Diagnostic des hôpitaux publics du Burkina Faso à studio Yafa. Les invités de Ya’Débat de cette semaine sont unanimes : les hôpitaux du Burkina sont gravement malades. Par contre, ils ne s’accordent pas sur les leviers à activer pour repositionner les centres de santé publique au cœur du système sanitaire.
« Nos hôpitaux sont gravement malades. Ce n’est pas exagéré de dire que nos hôpitaux sont des mouroirs, même si c’est un terme qui choque », constat implacable du jeune médecin anesthésiste réanimateur au centre médical avec antenne chirurgicale de Bogodogo, Harouna Louré. Il relève par contre une petite embellie depuis l’apparition de la Covid-19 avec l’acquisition de matériel pour les hôpitaux publics. Même là, il regrette que les hôpitaux ne disposent pas d’infrastructures adéquates pour optimiser l’utilisation du matériel acquis.
La situation n’est pas si reluisante partout, même en terme de matériel note pour sa part Félicité Kiéma. Elle est trésorière d’une association qui vient de faire un don de matériels médicaux au centre de santé de Diabo, dans l’Est du Burkina. Le besoin était réel.
Le troisième invité Dr Salif Sankara, médecin directeur de l’offre des soins du Burkina ne conteste pas. Il reconnait qu’un diagnostic fait par le ministère fait ressortir un manque d’équipements, d’infrastructures appropriées, de moyens pour répondre aux besoins des populations. La « souffrance de nos hôpitaux » est bien une réalité.

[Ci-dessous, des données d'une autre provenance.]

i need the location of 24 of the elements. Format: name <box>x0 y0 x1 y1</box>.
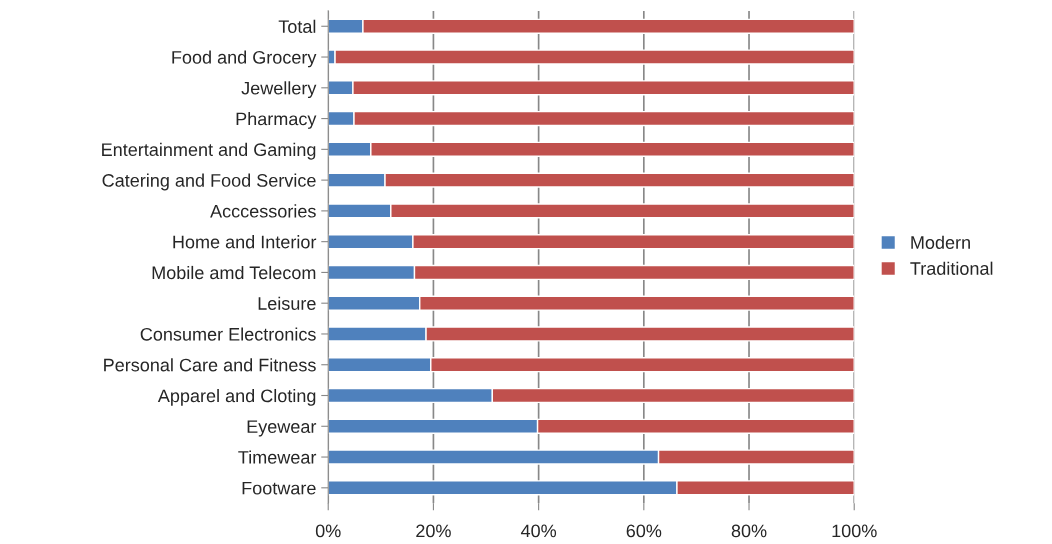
x-tick-label: 40% <box>520 524 557 538</box>
y-tick-label: Acccessories <box>210 204 316 218</box>
y-tick-label: Total <box>278 19 316 33</box>
y-tick-label: Mobile amd Telecom <box>152 265 316 280</box>
y-tick-label: Footware <box>242 481 316 495</box>
x-tick-label: 60% <box>626 524 662 538</box>
y-tick-label: Eyewear <box>247 420 317 437</box>
y-tick-label: Jewellery <box>241 81 317 99</box>
x-tick-label: 80% <box>731 524 767 538</box>
y-tick-label: Pharmacy <box>236 112 317 129</box>
x-tick-label: 0% <box>315 524 341 538</box>
legend-label: Traditional <box>910 261 993 275</box>
x-tick-label: 100% <box>832 524 877 538</box>
y-tick-label: Home and Interior <box>173 235 317 249</box>
legend-label: Modern <box>911 235 970 249</box>
y-tick-label: Catering and Food Service <box>102 173 316 191</box>
y-tick-label: Personal Care and Fitness <box>104 358 316 372</box>
y-tick-label: Consumer Electronics <box>140 327 316 341</box>
y-tick-label: Leisure <box>258 296 316 310</box>
y-tick-label: Timewear <box>238 450 317 464</box>
y-tick-label: Entertainment and Gaming <box>102 142 316 160</box>
y-tick-label: Food and Grocery <box>172 50 317 68</box>
y-tick-label: Apparel and Cloting <box>157 388 316 406</box>
x-tick-label: 20% <box>416 524 451 538</box>
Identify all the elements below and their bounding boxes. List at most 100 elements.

Par contre, il ne semble pas être d’accord avec les deux autres invités quand ces derniers qualifient les centres publics de santé de « mouroirs ». « L’hôpital est l’endroit où on doit mourir, dans le principe on ne doit pas mourir à la maison. Quand on y va, on sait qu’on peut sortir guéri comme on peut avoir des complications. C’est la dynamique de l’hôpital qui est comme ça. On est tous unanimes qu’il y a des difficultés à résoudre », dit-il. Certes, rebondit Félicité Kiéma. « Mais il ne faudra que le taux de mort soit exagéré », souhaite-t-elle.
La seule femme sur le plateau raconte sa propre histoire. En 2015 quand elle accouche à l’hôpital Yalgado, le plus grand hôpital du Burkina, elle fait 17 de tension. Elle doit alors voir un cardiologue. Le rendez-vous est pris dans un mois. Elle se tourne alors vers une structure privée de santé et en un coup de fil, elle décroche un rendez-vous et est prise en charge dès le lendemain. « Yalgado date de plus de 60 ans, ses capacités ne sont pas en phase avec l’accroissement de la population », se défend le directeur de l’offre des soins du Burkina Dr Salif Sankara. Le Dr Harouna Louré lui accuse un manque d’anticipation et de prospective des autorités. D’ailleurs, il précise que les hôpitaux qui ont plus et moins de 10 ans ( Bogodogo et Tengandogo) ne sont pas mieux non plus.
Soigner un grand corps malade…
« J’attends de mon gouvernement une bonne politique de santé, définir les besoins des soins, engager les discussions avec les agents pour connaitre leurs besoins », plaide Félicité Kiéma. Dr Salif Sankara rassure. Un Plan d’urgence est en projet pour que dans les deux ans à venir, l’hôpital soit repositionné pour être au cœur du système de santé. Une gouvernance efficiente des hôpitaux est en étude. Il relève au passage que tout n’est pas problème d’équipement. « Des gens arrivent en retard à l’hôpital, en cherchant avant à faire de la tradi-thérapie, à invoquer des génies avant d’aller à l’hôpital », regrette-t-il.
Dr Harouna Louré lui émet des réserves. « L’inquiétude, c’est qu’on mette en place un plan d’urgence, on mette des milliards pour acheter du matériel et ça ne va pas fonctionner. L’assemblée nationale avait fait l’audit et on est allé acheter des milliards de matériels qui sont venus et qui n’ont jamais été utilisés. Il faut aller à la source, c’est un problème d’organisation de nos hôpitaux. Il faut réfléchir sur ce qu’est un hôpital qui marche pour que le peu qu’on a, on puisse l’utiliser », propose le jeune médecin anesthésiste réanimateur.